Today we'll look at S.A.I Leisure Group Company Limited (HKG:1832) and reflect on its potential as an investment. To be precise, we'll consider its Return On Capital Employed (ROCE), as that will inform our view of the quality of the business.
First, we'll go over how we calculate ROCE. Second, we'll look at its ROCE compared to similar companies. And finally, we'll look at how its current liabilities are impacting its ROCE.
Understanding Return On Capital Employed (ROCE)
ROCE measures the amount of pre-tax profits a company can generate from the capital employed in its business. In general, businesses with a higher ROCE are usually better quality. Overall, it is a valuable metric that has its flaws. Renowned investment researcher Michael Mauboussin has suggested that a high ROCE can indicate that 'one dollar invested in the company generates value of more than one dollar'.
How Do You Calculate Return On Capital Employed?
The formula for calculating the return on capital employed is:
Return on Capital Employed = Earnings Before Interest and Tax (EBIT) ÷ (Total Assets - Current Liabilities)
Or for S.A.I Leisure Group:
0.095 = US$11m ÷ (US$126m - US$10m) (Based on the trailing twelve months to June 2019.)
So, S.A.I Leisure Group has an ROCE of 9.5%.
Does S.A.I Leisure Group Have A Good ROCE?
When making comparisons between similar businesses, investors may find ROCE useful. In our analysis, S.A.I Leisure Group's ROCE is meaningfully higher than the 5.1% average in the Hospitality industry. I think that's good to see, since it implies the company is better than other companies at making the most of its capital. Setting aside the industry comparison for now, S.A.I Leisure Group's ROCE is mediocre in absolute terms, considering the risk of investing in stocks versus the safety of a bank account. Readers may find more attractive investment prospects elsewhere.
We can see that, S.A.I Leisure Group currently has an ROCE of 9.5%, less than the 26% it reported 3 years ago. Therefore we wonder if the company is facing new headwinds. You can click on the image below to see (in greater detail) how S.A.I Leisure Group's past growth compares to other companies.
It is important to remember that ROCE shows past performance, and is not necessarily predictive. ROCE can be misleading for companies in cyclical industries, with returns looking impressive during the boom times, but very weak during the busts. This is because ROCE only looks at one year, instead of considering returns across a whole cycle. How cyclical is S.A.I Leisure Group? You can see for yourself by looking at this free graph of past earnings, revenue and cash flow.
Do S.A.I Leisure Group's Current Liabilities Skew Its ROCE?

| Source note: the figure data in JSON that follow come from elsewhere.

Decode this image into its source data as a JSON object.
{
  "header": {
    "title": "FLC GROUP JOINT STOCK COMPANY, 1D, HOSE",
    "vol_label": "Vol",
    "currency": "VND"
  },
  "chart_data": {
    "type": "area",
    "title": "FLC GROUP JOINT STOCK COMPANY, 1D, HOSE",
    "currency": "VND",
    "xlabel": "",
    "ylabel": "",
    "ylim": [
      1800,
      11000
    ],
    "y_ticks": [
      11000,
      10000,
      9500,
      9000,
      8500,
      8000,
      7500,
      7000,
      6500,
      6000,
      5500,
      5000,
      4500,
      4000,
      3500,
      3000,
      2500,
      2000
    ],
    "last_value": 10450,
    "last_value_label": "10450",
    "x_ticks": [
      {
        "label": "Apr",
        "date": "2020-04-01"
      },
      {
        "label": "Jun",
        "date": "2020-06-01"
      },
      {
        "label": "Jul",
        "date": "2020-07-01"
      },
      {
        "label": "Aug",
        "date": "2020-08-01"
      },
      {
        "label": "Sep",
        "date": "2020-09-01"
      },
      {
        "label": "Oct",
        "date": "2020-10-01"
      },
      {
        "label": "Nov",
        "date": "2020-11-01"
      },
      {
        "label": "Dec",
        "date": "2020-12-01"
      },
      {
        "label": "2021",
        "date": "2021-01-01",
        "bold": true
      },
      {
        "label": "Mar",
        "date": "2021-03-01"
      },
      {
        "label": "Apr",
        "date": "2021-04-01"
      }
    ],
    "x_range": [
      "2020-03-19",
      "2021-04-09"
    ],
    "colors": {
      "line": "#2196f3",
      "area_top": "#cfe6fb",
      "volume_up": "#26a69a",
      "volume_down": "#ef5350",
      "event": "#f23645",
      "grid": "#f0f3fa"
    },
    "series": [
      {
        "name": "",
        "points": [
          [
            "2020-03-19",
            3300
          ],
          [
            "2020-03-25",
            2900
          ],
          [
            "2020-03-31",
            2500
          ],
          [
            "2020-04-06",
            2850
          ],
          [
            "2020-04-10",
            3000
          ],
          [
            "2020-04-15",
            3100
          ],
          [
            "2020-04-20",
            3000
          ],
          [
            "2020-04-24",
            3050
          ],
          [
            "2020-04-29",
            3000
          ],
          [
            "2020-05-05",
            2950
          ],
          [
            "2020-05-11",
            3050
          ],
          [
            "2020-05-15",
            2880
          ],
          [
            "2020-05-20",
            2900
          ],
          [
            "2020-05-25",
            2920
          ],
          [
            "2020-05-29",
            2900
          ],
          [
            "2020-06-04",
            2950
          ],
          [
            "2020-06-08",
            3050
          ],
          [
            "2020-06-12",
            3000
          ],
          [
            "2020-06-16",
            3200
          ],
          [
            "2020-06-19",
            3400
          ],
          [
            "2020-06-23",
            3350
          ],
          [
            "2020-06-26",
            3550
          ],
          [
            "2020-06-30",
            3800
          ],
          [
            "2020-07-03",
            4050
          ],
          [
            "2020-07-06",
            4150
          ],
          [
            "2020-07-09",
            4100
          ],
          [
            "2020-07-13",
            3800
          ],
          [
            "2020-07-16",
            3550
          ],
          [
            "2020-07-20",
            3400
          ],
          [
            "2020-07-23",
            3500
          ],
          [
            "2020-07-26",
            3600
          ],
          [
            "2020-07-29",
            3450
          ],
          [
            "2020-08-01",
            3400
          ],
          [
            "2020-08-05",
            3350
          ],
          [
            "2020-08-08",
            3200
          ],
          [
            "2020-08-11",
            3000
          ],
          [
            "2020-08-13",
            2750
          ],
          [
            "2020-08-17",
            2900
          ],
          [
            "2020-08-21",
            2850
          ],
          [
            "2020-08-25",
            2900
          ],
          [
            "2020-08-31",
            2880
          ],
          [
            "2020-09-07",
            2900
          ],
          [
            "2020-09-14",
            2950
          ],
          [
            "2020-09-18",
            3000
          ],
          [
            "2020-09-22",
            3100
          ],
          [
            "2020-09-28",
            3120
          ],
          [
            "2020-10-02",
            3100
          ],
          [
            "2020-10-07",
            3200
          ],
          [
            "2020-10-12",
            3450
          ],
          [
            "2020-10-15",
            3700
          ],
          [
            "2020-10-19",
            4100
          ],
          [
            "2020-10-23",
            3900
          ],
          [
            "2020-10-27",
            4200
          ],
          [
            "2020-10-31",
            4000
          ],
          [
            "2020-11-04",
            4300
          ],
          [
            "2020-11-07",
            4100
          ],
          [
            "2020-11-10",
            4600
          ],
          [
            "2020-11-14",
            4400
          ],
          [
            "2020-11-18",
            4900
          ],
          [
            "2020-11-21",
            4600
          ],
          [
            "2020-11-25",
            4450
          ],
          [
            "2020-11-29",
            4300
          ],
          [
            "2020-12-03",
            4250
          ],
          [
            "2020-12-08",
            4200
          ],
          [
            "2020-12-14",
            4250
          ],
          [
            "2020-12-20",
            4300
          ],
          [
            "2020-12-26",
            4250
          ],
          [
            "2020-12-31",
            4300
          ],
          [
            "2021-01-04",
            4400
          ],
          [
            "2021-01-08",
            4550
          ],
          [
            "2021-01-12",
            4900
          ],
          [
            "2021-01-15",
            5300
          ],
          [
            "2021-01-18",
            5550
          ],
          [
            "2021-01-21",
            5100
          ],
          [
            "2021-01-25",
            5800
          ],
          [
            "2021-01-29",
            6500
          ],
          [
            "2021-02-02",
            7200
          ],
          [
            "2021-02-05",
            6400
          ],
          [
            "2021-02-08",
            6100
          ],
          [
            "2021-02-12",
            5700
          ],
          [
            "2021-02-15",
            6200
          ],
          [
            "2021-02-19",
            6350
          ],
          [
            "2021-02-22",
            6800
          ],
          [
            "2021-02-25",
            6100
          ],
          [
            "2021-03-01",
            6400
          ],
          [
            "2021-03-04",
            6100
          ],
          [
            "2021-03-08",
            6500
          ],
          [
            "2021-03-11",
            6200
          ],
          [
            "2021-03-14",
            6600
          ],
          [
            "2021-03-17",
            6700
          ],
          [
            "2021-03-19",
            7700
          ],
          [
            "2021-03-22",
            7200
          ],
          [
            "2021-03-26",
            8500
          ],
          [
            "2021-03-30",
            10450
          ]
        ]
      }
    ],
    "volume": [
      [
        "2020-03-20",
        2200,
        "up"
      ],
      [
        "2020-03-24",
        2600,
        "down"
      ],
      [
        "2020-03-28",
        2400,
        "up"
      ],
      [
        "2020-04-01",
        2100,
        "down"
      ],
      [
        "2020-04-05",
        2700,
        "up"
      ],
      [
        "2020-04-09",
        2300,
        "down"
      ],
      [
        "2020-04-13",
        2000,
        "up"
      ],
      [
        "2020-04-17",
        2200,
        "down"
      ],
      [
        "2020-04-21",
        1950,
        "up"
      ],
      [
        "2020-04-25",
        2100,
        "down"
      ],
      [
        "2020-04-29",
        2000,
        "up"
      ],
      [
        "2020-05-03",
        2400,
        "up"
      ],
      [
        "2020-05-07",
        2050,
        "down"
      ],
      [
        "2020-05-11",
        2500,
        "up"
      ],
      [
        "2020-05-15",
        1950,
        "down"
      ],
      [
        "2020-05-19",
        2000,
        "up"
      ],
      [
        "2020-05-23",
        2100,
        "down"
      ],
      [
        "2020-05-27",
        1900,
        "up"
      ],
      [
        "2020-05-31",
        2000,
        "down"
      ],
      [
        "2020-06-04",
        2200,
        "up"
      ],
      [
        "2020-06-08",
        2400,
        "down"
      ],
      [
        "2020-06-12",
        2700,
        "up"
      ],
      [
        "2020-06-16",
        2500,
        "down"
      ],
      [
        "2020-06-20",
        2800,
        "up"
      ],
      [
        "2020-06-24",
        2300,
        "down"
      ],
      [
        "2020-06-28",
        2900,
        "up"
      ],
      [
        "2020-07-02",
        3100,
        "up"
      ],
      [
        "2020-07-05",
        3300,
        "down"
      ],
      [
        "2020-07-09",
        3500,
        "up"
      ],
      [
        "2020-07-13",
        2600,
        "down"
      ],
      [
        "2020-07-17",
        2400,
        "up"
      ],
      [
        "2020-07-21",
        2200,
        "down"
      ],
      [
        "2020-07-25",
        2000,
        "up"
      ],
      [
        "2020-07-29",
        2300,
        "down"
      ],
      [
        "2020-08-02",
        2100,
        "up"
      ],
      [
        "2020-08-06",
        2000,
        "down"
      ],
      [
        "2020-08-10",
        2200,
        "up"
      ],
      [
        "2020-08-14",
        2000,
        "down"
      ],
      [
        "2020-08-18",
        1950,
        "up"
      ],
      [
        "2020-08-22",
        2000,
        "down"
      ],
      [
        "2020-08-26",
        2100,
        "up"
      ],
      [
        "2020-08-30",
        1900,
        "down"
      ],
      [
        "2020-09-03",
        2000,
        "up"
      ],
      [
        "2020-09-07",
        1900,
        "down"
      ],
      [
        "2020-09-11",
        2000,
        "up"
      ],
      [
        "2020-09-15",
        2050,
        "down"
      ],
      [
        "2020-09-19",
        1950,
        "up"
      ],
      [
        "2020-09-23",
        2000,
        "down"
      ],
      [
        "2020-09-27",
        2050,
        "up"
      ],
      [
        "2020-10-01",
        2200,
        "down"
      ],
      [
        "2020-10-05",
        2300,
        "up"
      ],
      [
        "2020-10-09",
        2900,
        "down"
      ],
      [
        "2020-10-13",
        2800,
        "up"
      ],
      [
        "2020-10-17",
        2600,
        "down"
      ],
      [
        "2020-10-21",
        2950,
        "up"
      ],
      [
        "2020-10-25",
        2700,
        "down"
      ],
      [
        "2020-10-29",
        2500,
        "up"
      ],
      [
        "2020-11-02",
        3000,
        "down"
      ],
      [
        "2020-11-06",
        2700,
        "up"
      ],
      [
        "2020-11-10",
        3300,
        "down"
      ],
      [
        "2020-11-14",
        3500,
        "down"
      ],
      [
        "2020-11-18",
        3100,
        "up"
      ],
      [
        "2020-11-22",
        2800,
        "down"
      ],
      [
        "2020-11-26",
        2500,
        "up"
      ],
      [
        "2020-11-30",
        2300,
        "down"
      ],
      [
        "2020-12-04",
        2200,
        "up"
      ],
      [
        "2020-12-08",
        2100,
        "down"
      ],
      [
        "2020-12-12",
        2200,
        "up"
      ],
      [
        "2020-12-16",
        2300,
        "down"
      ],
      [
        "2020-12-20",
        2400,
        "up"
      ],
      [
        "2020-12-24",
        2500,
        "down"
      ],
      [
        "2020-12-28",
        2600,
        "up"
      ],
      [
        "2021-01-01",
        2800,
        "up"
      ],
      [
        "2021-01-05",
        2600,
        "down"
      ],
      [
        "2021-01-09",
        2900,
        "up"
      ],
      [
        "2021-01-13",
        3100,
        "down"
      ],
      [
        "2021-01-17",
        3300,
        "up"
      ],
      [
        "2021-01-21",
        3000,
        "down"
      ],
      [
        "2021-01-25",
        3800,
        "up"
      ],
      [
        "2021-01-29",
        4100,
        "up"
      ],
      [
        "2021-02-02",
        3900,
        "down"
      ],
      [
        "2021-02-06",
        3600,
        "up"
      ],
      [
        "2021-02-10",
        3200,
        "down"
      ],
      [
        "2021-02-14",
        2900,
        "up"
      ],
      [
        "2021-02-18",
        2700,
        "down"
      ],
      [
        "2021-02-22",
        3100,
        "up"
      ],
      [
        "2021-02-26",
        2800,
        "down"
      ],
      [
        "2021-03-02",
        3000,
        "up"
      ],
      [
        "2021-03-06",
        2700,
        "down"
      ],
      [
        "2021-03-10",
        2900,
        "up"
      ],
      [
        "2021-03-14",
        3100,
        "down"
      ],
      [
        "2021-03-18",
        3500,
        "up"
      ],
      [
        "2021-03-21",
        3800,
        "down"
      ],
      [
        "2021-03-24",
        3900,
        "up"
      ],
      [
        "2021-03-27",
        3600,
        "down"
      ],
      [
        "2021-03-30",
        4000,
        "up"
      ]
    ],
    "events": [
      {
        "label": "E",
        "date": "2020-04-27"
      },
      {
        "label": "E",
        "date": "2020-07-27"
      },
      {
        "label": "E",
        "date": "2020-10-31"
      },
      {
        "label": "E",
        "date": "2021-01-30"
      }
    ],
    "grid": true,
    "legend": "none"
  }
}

Current liabilities include invoices, such as supplier payments, short-term debt, or a tax bill, that need to be paid within 12 months. Due to the way ROCE is calculated, a high level of current liabilities makes a company look as though it has less capital employed, and thus can (sometimes unfairly) boost the ROCE. To check the impact of this, we calculate if a company has high current liabilities relative to its total assets.
S.A.I Leisure Group has total liabilities of US$10m and total assets of US$126m. As a result, its current liabilities are equal to approximately 8.3% of its total assets. S.A.I Leisure Group reports few current liabilities, which have a negligible impact on its unremarkable ROCE.
Our Take On S.A.I Leisure Group's ROCE
Based on this information, S.A.I Leisure Group appears to be a mediocre business. Of course, you might find a fantastic investment by looking at a few good candidates. So take a peek at this free list of companies with modest (or no) debt, trading on a P/E below 20.
If you like to buy stocks alongside management, then you might just love this free list of companies. (Hint: insiders have been buying them).
We aim to bring you long-term focused research analysis driven by fundamental data. Note that our analysis may not factor in the latest price-sensitive company announcements or qualitative material.
If you spot an error that warrants correction, please contact the editor at firstname.lastname@example.org. This article by Simply Wall St is general in nature. It does not constitute a recommendation to buy or sell any stock, and does not take account of your objectives, or your financial situation. Simply Wall St has no position in the stocks mentioned. Thank you for reading.